The A2 gene of alcelaphine herpesvirus-1 is a transcriptional regulator affecting cytotoxicity in virus-infected T cells but is not required for malignant catarrhal fever induction in rabbits.

Alcelaphine herpesvirus-1 (AlHV-1) causes malignant catarrhal fever (MCF). The A2 gene of AlHV-1 is a member of the bZIP transcription factor family. We wished to determine whether A2 is a virulence gene or not and whether it is involved in pathogenesis by interference with host transcription pathways. An A2 gene knockout (A2ΔAlHV-1) virus, revertant (A2revAlHV-1) virus, and wild-type virus (wtAlHV-1) were used to infect three groups of rabbits.
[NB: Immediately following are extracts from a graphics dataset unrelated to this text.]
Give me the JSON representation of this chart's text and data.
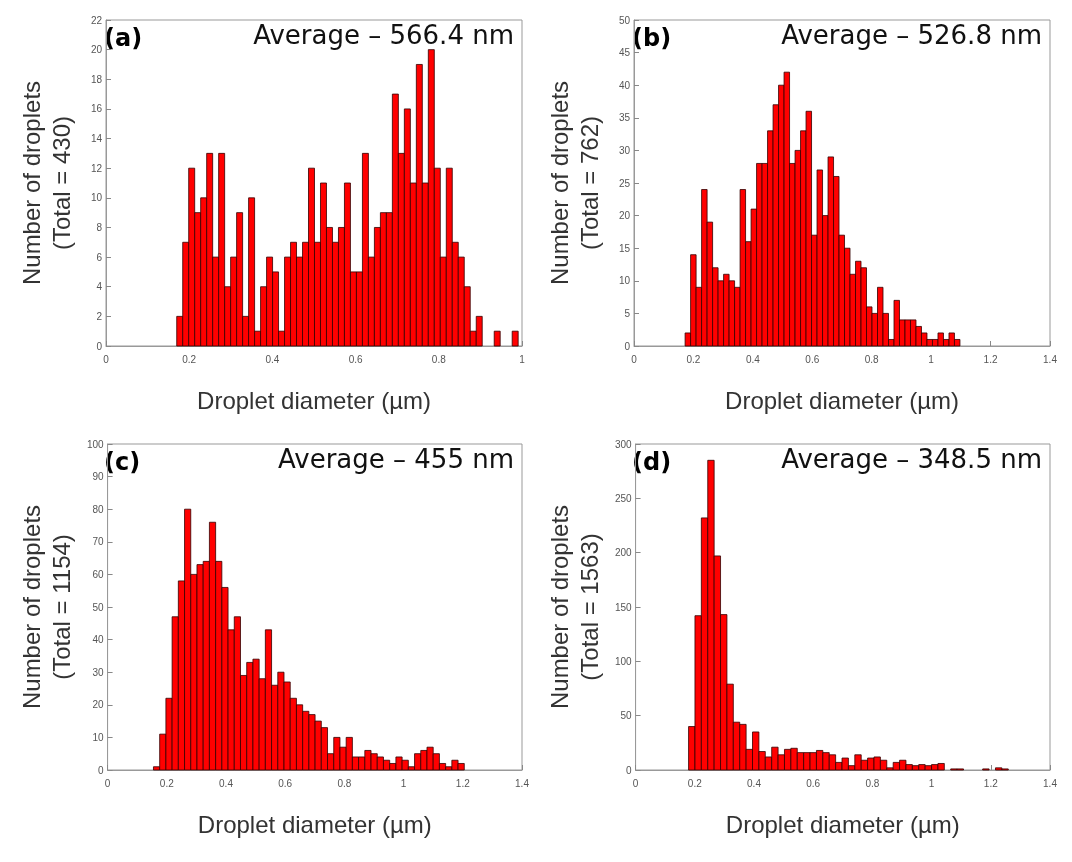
{
  "chart_data": [
    {
      "type": "histogram",
      "title": "(a)",
      "annotations": [
        "Average – 566.4 nm"
      ],
      "xlabel": "Droplet diameter (µm)",
      "ylabel": "Number of droplets\n(Total = 430)",
      "color": "#ff0000",
      "xlim": [
        0,
        1
      ],
      "xticks": [
        0,
        0.2,
        0.4,
        0.6,
        0.8,
        1
      ],
      "ylim": [
        0,
        22
      ],
      "yticks": [
        0,
        2,
        4,
        6,
        8,
        10,
        12,
        14,
        16,
        18,
        20,
        22
      ],
      "grid": false,
      "bins": [
        0.17,
        0.1844,
        0.1988,
        0.2132,
        0.2276,
        0.242,
        0.2564,
        0.2708,
        0.2852,
        0.2996,
        0.314,
        0.3284,
        0.3428,
        0.3572,
        0.3716,
        0.386,
        0.4004,
        0.4148,
        0.4292,
        0.4436,
        0.458,
        0.4724,
        0.4868,
        0.5012,
        0.5156,
        0.53,
        0.5444,
        0.5588,
        0.5732,
        0.5876,
        0.602,
        0.6164,
        0.6308,
        0.6452,
        0.6596,
        0.674,
        0.6884,
        0.7028,
        0.7172,
        0.7316,
        0.746,
        0.7604,
        0.7748,
        0.7892,
        0.8036,
        0.818,
        0.8324,
        0.8468,
        0.8612,
        0.8756,
        0.89,
        0.9044,
        0.9188,
        0.9332,
        0.9476,
        0.962,
        0.9764,
        0.9908
      ],
      "values": [
        2,
        7,
        12,
        9,
        10,
        13,
        6,
        13,
        4,
        6,
        9,
        2,
        10,
        1,
        4,
        6,
        5,
        1,
        6,
        7,
        6,
        7,
        12,
        7,
        11,
        8,
        7,
        8,
        11,
        5,
        5,
        13,
        6,
        8,
        9,
        9,
        17,
        13,
        16,
        11,
        19,
        11,
        20,
        12,
        6,
        12,
        7,
        6,
        4,
        1,
        2,
        0,
        0,
        1,
        0,
        0,
        1
      ]
    },
    {
      "type": "histogram",
      "title": "(b)",
      "annotations": [
        "Average – 526.8 nm"
      ],
      "xlabel": "Droplet diameter (µm)",
      "ylabel": "Number of droplets\n(Total = 762)",
      "color": "#ff0000",
      "xlim": [
        0,
        1.4
      ],
      "xticks": [
        0,
        0.2,
        0.4,
        0.6,
        0.8,
        1,
        1.2,
        1.4
      ],
      "ylim": [
        0,
        50
      ],
      "yticks": [
        0,
        5,
        10,
        15,
        20,
        25,
        30,
        35,
        40,
        45,
        50
      ],
      "grid": false,
      "bins": [
        0.172,
        0.1905,
        0.209,
        0.2275,
        0.246,
        0.2645,
        0.283,
        0.3015,
        0.32,
        0.3385,
        0.357,
        0.3755,
        0.394,
        0.4125,
        0.431,
        0.4495,
        0.468,
        0.4865,
        0.505,
        0.5235,
        0.542,
        0.5605,
        0.579,
        0.5975,
        0.616,
        0.6345,
        0.653,
        0.6715,
        0.69,
        0.7085,
        0.727,
        0.7455,
        0.764,
        0.7825,
        0.801,
        0.8195,
        0.838,
        0.8565,
        0.875,
        0.8935,
        0.912,
        0.9305,
        0.949,
        0.9675,
        0.986,
        1.0045,
        1.023,
        1.0415,
        1.06,
        1.0785,
        1.097
      ],
      "values": [
        2,
        14,
        9,
        24,
        19,
        12,
        10,
        11,
        10,
        9,
        24,
        16,
        21,
        28,
        28,
        33,
        37,
        40,
        42,
        28,
        30,
        33,
        36,
        17,
        27,
        20,
        29,
        26,
        17,
        15,
        11,
        13,
        12,
        6,
        5,
        9,
        5,
        1,
        7,
        4,
        4,
        4,
        3,
        2,
        1,
        1,
        2,
        1,
        2,
        1
      ]
    },
    {
      "type": "histogram",
      "title": "(c)",
      "annotations": [
        "Average – 455 nm"
      ],
      "xlabel": "Droplet diameter (µm)",
      "ylabel": "Number of droplets\n(Total = 1154)",
      "color": "#ff0000",
      "xlim": [
        0,
        1.4
      ],
      "xticks": [
        0,
        0.2,
        0.4,
        0.6,
        0.8,
        1,
        1.2,
        1.4
      ],
      "ylim": [
        0,
        100
      ],
      "yticks": [
        0,
        10,
        20,
        30,
        40,
        50,
        60,
        70,
        80,
        90,
        100
      ],
      "grid": false,
      "bins": [
        0.155,
        0.176,
        0.197,
        0.218,
        0.239,
        0.26,
        0.281,
        0.302,
        0.323,
        0.344,
        0.365,
        0.386,
        0.407,
        0.428,
        0.449,
        0.47,
        0.491,
        0.512,
        0.533,
        0.554,
        0.575,
        0.596,
        0.617,
        0.638,
        0.659,
        0.68,
        0.701,
        0.722,
        0.743,
        0.764,
        0.785,
        0.806,
        0.827,
        0.848,
        0.869,
        0.89,
        0.911,
        0.932,
        0.953,
        0.974,
        0.995,
        1.016,
        1.037,
        1.058,
        1.079,
        1.1,
        1.121,
        1.142,
        1.163,
        1.184,
        1.205
      ],
      "values": [
        1,
        11,
        22,
        47,
        58,
        80,
        60,
        63,
        64,
        76,
        64,
        56,
        43,
        47,
        29,
        33,
        34,
        28,
        43,
        26,
        30,
        27,
        22,
        20,
        18,
        17,
        15,
        13,
        5,
        10,
        7,
        10,
        4,
        4,
        6,
        5,
        4,
        3,
        2,
        4,
        3,
        1,
        5,
        6,
        7,
        5,
        2,
        1,
        3,
        2
      ]
    },
    {
      "type": "histogram",
      "title": "(d)",
      "annotations": [
        "Average – 348.5 nm"
      ],
      "xlabel": "Droplet diameter (µm)",
      "ylabel": "Number of droplets\n(Total = 1563)",
      "color": "#ff0000",
      "xlim": [
        0,
        1.4
      ],
      "xticks": [
        0,
        0.2,
        0.4,
        0.6,
        0.8,
        1,
        1.2,
        1.4
      ],
      "ylim": [
        0,
        300
      ],
      "yticks": [
        0,
        50,
        100,
        150,
        200,
        250,
        300
      ],
      "grid": false,
      "bins": [
        0.179,
        0.2006,
        0.2222,
        0.2438,
        0.2654,
        0.287,
        0.3086,
        0.3302,
        0.3518,
        0.3734,
        0.395,
        0.4166,
        0.4382,
        0.4598,
        0.4814,
        0.503,
        0.5246,
        0.5462,
        0.5678,
        0.5894,
        0.611,
        0.6326,
        0.6542,
        0.6758,
        0.6974,
        0.719,
        0.7406,
        0.7622,
        0.7838,
        0.8054,
        0.827,
        0.8486,
        0.8702,
        0.8918,
        0.9134,
        0.935,
        0.9566,
        0.9782,
        0.9998,
        1.0214,
        1.043,
        1.0646,
        1.0862,
        1.1078,
        1.1294,
        1.151,
        1.1726,
        1.1942,
        1.2158,
        1.2374,
        1.259
      ],
      "values": [
        40,
        142,
        232,
        285,
        197,
        143,
        79,
        44,
        42,
        19,
        35,
        17,
        12,
        21,
        14,
        19,
        20,
        16,
        16,
        16,
        18,
        16,
        14,
        7,
        11,
        4,
        14,
        9,
        11,
        12,
        9,
        2,
        7,
        9,
        5,
        4,
        5,
        4,
        5,
        6,
        0,
        1,
        1,
        0,
        0,
        0,
        1,
        0,
        2,
        1
      ]
    }
  ]
}
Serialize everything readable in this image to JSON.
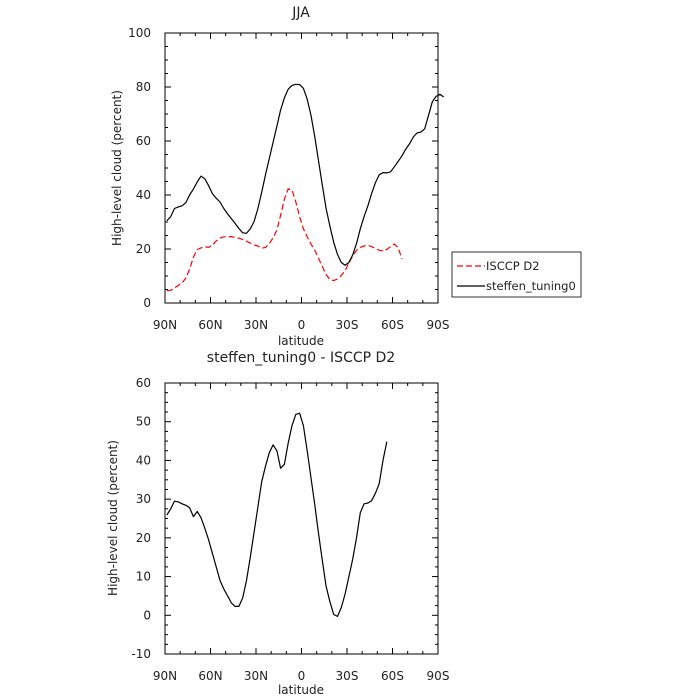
{
  "chart_data": [
    {
      "type": "line",
      "title": "JJA",
      "xlabel": "latitude",
      "ylabel": "High-level cloud (percent)",
      "xlim": [
        90,
        -90
      ],
      "ylim": [
        0,
        100
      ],
      "xticks": [
        {
          "value": 90,
          "label": "90N"
        },
        {
          "value": 60,
          "label": "60N"
        },
        {
          "value": 30,
          "label": "30N"
        },
        {
          "value": 0,
          "label": "0"
        },
        {
          "value": -30,
          "label": "30S"
        },
        {
          "value": -60,
          "label": "60S"
        },
        {
          "value": -90,
          "label": "90S"
        }
      ],
      "yticks": [
        0,
        20,
        40,
        60,
        80,
        100
      ],
      "legend_position": "right",
      "series": [
        {
          "name": "ISCCP D2",
          "color": "#ff0000",
          "dash": "dashed",
          "points": [
            [
              88.75,
              4.6
            ],
            [
              86.25,
              4.7
            ],
            [
              83.75,
              5.5
            ],
            [
              81.25,
              6.5
            ],
            [
              78.75,
              7.4
            ],
            [
              76.25,
              9.3
            ],
            [
              73.75,
              12.5
            ],
            [
              71.25,
              17.0
            ],
            [
              68.75,
              19.8
            ],
            [
              66.25,
              20.4
            ],
            [
              63.75,
              20.8
            ],
            [
              61.25,
              20.6
            ],
            [
              58.75,
              21.4
            ],
            [
              56.25,
              23.0
            ],
            [
              53.75,
              24.0
            ],
            [
              51.25,
              24.5
            ],
            [
              48.75,
              24.6
            ],
            [
              46.25,
              24.6
            ],
            [
              43.75,
              24.3
            ],
            [
              41.25,
              24.0
            ],
            [
              38.75,
              23.5
            ],
            [
              36.25,
              22.9
            ],
            [
              33.75,
              22.2
            ],
            [
              31.25,
              21.5
            ],
            [
              28.75,
              21.1
            ],
            [
              26.25,
              20.3
            ],
            [
              23.75,
              20.6
            ],
            [
              21.25,
              22.0
            ],
            [
              18.75,
              24.2
            ],
            [
              16.25,
              27.0
            ],
            [
              13.75,
              32.5
            ],
            [
              11.25,
              38.5
            ],
            [
              8.75,
              42.3
            ],
            [
              6.25,
              41.8
            ],
            [
              3.75,
              37.5
            ],
            [
              1.25,
              32.0
            ],
            [
              -1.25,
              27.5
            ],
            [
              -3.75,
              24.5
            ],
            [
              -6.25,
              21.8
            ],
            [
              -8.75,
              19.5
            ],
            [
              -11.25,
              16.5
            ],
            [
              -13.75,
              13.5
            ],
            [
              -16.25,
              10.5
            ],
            [
              -18.75,
              8.7
            ],
            [
              -21.25,
              8.3
            ],
            [
              -23.75,
              8.9
            ],
            [
              -26.25,
              10.2
            ],
            [
              -28.75,
              12.0
            ],
            [
              -31.25,
              14.8
            ],
            [
              -33.75,
              17.5
            ],
            [
              -36.25,
              19.5
            ],
            [
              -38.75,
              20.6
            ],
            [
              -41.25,
              21.1
            ],
            [
              -43.75,
              21.3
            ],
            [
              -46.25,
              20.9
            ],
            [
              -48.75,
              20.2
            ],
            [
              -51.25,
              19.5
            ],
            [
              -53.75,
              19.3
            ],
            [
              -56.25,
              19.8
            ],
            [
              -58.75,
              20.9
            ],
            [
              -61.25,
              21.8
            ],
            [
              -63.75,
              20.5
            ],
            [
              -66.25,
              16.3
            ]
          ]
        },
        {
          "name": "steffen_tuning0",
          "color": "#000000",
          "dash": "solid",
          "points": [
            [
              88.75,
              30.5
            ],
            [
              86.25,
              32.0
            ],
            [
              83.75,
              35.0
            ],
            [
              81.25,
              35.6
            ],
            [
              78.75,
              36.0
            ],
            [
              76.25,
              37.2
            ],
            [
              73.75,
              40.0
            ],
            [
              71.25,
              42.2
            ],
            [
              68.75,
              44.8
            ],
            [
              66.25,
              47.0
            ],
            [
              63.75,
              46.0
            ],
            [
              61.25,
              43.5
            ],
            [
              58.75,
              40.5
            ],
            [
              56.25,
              38.8
            ],
            [
              53.75,
              37.4
            ],
            [
              51.25,
              35.0
            ],
            [
              48.75,
              33.0
            ],
            [
              46.25,
              31.2
            ],
            [
              43.75,
              29.5
            ],
            [
              41.25,
              27.6
            ],
            [
              38.75,
              26.0
            ],
            [
              36.25,
              25.8
            ],
            [
              33.75,
              27.5
            ],
            [
              31.25,
              30.2
            ],
            [
              28.75,
              35.0
            ],
            [
              26.25,
              41.0
            ],
            [
              23.75,
              47.5
            ],
            [
              21.25,
              53.5
            ],
            [
              18.75,
              59.5
            ],
            [
              16.25,
              65.5
            ],
            [
              13.75,
              71.5
            ],
            [
              11.25,
              76.0
            ],
            [
              8.75,
              79.2
            ],
            [
              6.25,
              80.6
            ],
            [
              3.75,
              81.0
            ],
            [
              1.25,
              80.9
            ],
            [
              -1.25,
              79.5
            ],
            [
              -3.75,
              75.5
            ],
            [
              -6.25,
              69.5
            ],
            [
              -8.75,
              61.5
            ],
            [
              -11.25,
              52.5
            ],
            [
              -13.75,
              43.5
            ],
            [
              -16.25,
              35.0
            ],
            [
              -18.75,
              28.5
            ],
            [
              -21.25,
              22.5
            ],
            [
              -23.75,
              18.0
            ],
            [
              -26.25,
              15.0
            ],
            [
              -28.75,
              14.0
            ],
            [
              -31.25,
              15.0
            ],
            [
              -33.75,
              17.8
            ],
            [
              -36.25,
              22.0
            ],
            [
              -38.75,
              27.5
            ],
            [
              -41.25,
              32.0
            ],
            [
              -43.75,
              36.0
            ],
            [
              -46.25,
              40.5
            ],
            [
              -48.75,
              44.5
            ],
            [
              -51.25,
              47.5
            ],
            [
              -53.75,
              48.3
            ],
            [
              -56.25,
              48.2
            ],
            [
              -58.75,
              48.6
            ],
            [
              -61.25,
              50.5
            ],
            [
              -63.75,
              52.5
            ],
            [
              -66.25,
              54.5
            ],
            [
              -68.75,
              57.0
            ],
            [
              -71.25,
              59.0
            ],
            [
              -73.75,
              61.5
            ],
            [
              -76.25,
              63.0
            ],
            [
              -78.75,
              63.3
            ],
            [
              -81.25,
              64.5
            ],
            [
              -83.75,
              69.5
            ],
            [
              -86.25,
              74.5
            ],
            [
              -88.75,
              76.5
            ],
            [
              -91.25,
              77.3
            ],
            [
              -93.75,
              76.3
            ]
          ]
        }
      ]
    },
    {
      "type": "line",
      "title": "steffen_tuning0 - ISCCP D2",
      "xlabel": "latitude",
      "ylabel": "High-level cloud (percent)",
      "xlim": [
        90,
        -90
      ],
      "ylim": [
        -10,
        60
      ],
      "xticks": [
        {
          "value": 90,
          "label": "90N"
        },
        {
          "value": 60,
          "label": "60N"
        },
        {
          "value": 30,
          "label": "30N"
        },
        {
          "value": 0,
          "label": "0"
        },
        {
          "value": -30,
          "label": "30S"
        },
        {
          "value": -60,
          "label": "60S"
        },
        {
          "value": -90,
          "label": "90S"
        }
      ],
      "yticks": [
        -10,
        0,
        10,
        20,
        30,
        40,
        50,
        60
      ],
      "series": [
        {
          "color": "#000000",
          "dash": "solid",
          "points": [
            [
              88.75,
              25.9
            ],
            [
              86.25,
              27.5
            ],
            [
              83.75,
              29.5
            ],
            [
              81.25,
              29.3
            ],
            [
              78.75,
              28.8
            ],
            [
              76.25,
              28.4
            ],
            [
              73.75,
              27.8
            ],
            [
              71.25,
              25.5
            ],
            [
              68.75,
              26.8
            ],
            [
              66.25,
              25.2
            ],
            [
              63.75,
              22.5
            ],
            [
              61.25,
              19.5
            ],
            [
              58.75,
              16.0
            ],
            [
              56.25,
              12.5
            ],
            [
              53.75,
              9.0
            ],
            [
              51.25,
              6.8
            ],
            [
              48.75,
              5.0
            ],
            [
              46.25,
              3.2
            ],
            [
              43.75,
              2.3
            ],
            [
              41.25,
              2.3
            ],
            [
              38.75,
              4.5
            ],
            [
              36.25,
              9.0
            ],
            [
              33.75,
              15.0
            ],
            [
              31.25,
              21.5
            ],
            [
              28.75,
              28.0
            ],
            [
              26.25,
              34.5
            ],
            [
              23.75,
              38.5
            ],
            [
              21.25,
              42.0
            ],
            [
              18.75,
              44.0
            ],
            [
              16.25,
              42.5
            ],
            [
              13.75,
              38.0
            ],
            [
              11.25,
              39.0
            ],
            [
              8.75,
              44.5
            ],
            [
              6.25,
              49.0
            ],
            [
              3.75,
              51.9
            ],
            [
              1.25,
              52.2
            ],
            [
              -1.25,
              49.0
            ],
            [
              -3.75,
              42.5
            ],
            [
              -6.25,
              35.5
            ],
            [
              -8.75,
              28.5
            ],
            [
              -11.25,
              21.0
            ],
            [
              -13.75,
              14.0
            ],
            [
              -16.25,
              7.5
            ],
            [
              -18.75,
              3.5
            ],
            [
              -21.25,
              0.2
            ],
            [
              -23.75,
              -0.3
            ],
            [
              -26.25,
              2.0
            ],
            [
              -28.75,
              5.5
            ],
            [
              -31.25,
              10.0
            ],
            [
              -33.75,
              14.5
            ],
            [
              -36.25,
              20.0
            ],
            [
              -38.75,
              26.5
            ],
            [
              -41.25,
              28.8
            ],
            [
              -43.75,
              29.0
            ],
            [
              -46.25,
              29.6
            ],
            [
              -48.75,
              31.5
            ],
            [
              -51.25,
              34.0
            ],
            [
              -53.75,
              40.0
            ],
            [
              -56.25,
              44.8
            ]
          ]
        }
      ]
    }
  ]
}
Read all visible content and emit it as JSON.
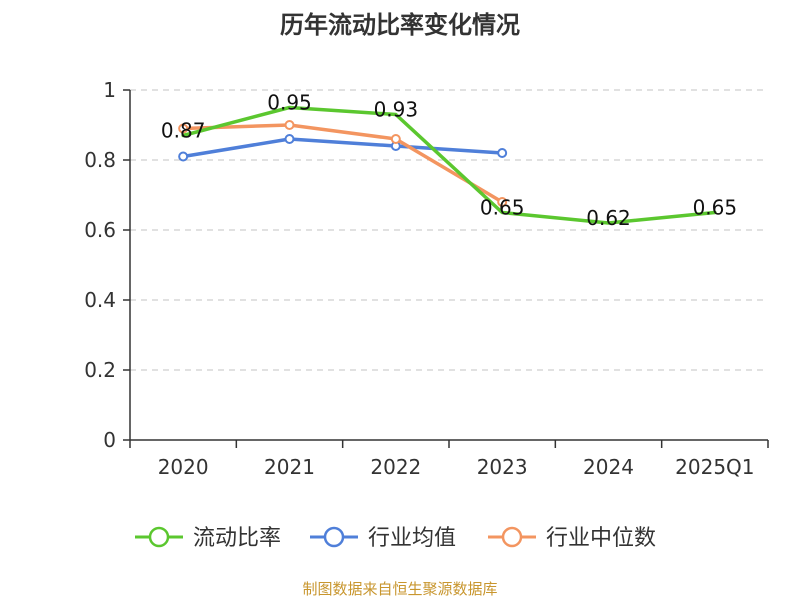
{
  "chart_data": {
    "type": "line",
    "title": "历年流动比率变化情况",
    "categories": [
      "2020",
      "2021",
      "2022",
      "2023",
      "2024",
      "2025Q1"
    ],
    "ylim": [
      0,
      1
    ],
    "yticks": [
      0,
      0.2,
      0.4,
      0.6,
      0.8,
      1
    ],
    "ytick_labels": [
      "0",
      "0.2",
      "0.4",
      "0.6",
      "0.8",
      "1"
    ],
    "grid": true,
    "legend_position": "bottom",
    "series": [
      {
        "name": "流动比率",
        "color": "#5bc72f",
        "values": [
          0.87,
          0.95,
          0.93,
          0.65,
          0.62,
          0.65
        ],
        "labels": [
          "0.87",
          "0.95",
          "0.93",
          "0.65",
          "0.62",
          "0.65"
        ]
      },
      {
        "name": "行业均值",
        "color": "#4f7fd9",
        "values": [
          0.81,
          0.86,
          0.84,
          0.82,
          null,
          null
        ]
      },
      {
        "name": "行业中位数",
        "color": "#f39560",
        "values": [
          0.89,
          0.9,
          0.86,
          0.68,
          null,
          null
        ]
      }
    ]
  },
  "source": {
    "text": "制图数据来自恒生聚源数据库",
    "color": "#c8962e"
  }
}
A2ΔAlHV-1-infected rabbits succumbed to MCF, albeit with a delayed onset compared to the control groups, so A2 is not a critical virulence factor. Differential gene transcription analysis by RNAseq and qRT-PCR validation of a selection of these was performed in infected large granular lymphocyte (LGL) T cells obtained in culture from the MCF-affected animals. A2 was involved in the transcriptional regulation of immunological, cell cycle and apoptosis pathways. In particular, there was a bias towards γδ T cell receptor (TCR) expression and downregulation of αß TCR. TCR signalling, apoptosis, cell cycle, IFN-γ and NFAT pathways were affected. Of particular interest was partial inhibition of the cytotoxicity-associated pathways involving perforin and the granzymes A and B in the A2ΔAlHV-1-infected LGLs compared to controls. In functional assays, A2ΔAlHV-1-infected LGLs were significantly less cytotoxic than wtAlHV-1- and A2revAlHV-1-infected LGLs using rabbit corneal epithelial cells (SIRC) as targets. This implies that A2 is involved in a pathway enhancing the expression of LGL cytotoxicity. This is important as virus-infected T cell cytotoxicity in vivo has been suggested as a potential mechanism of disease induction in MCF.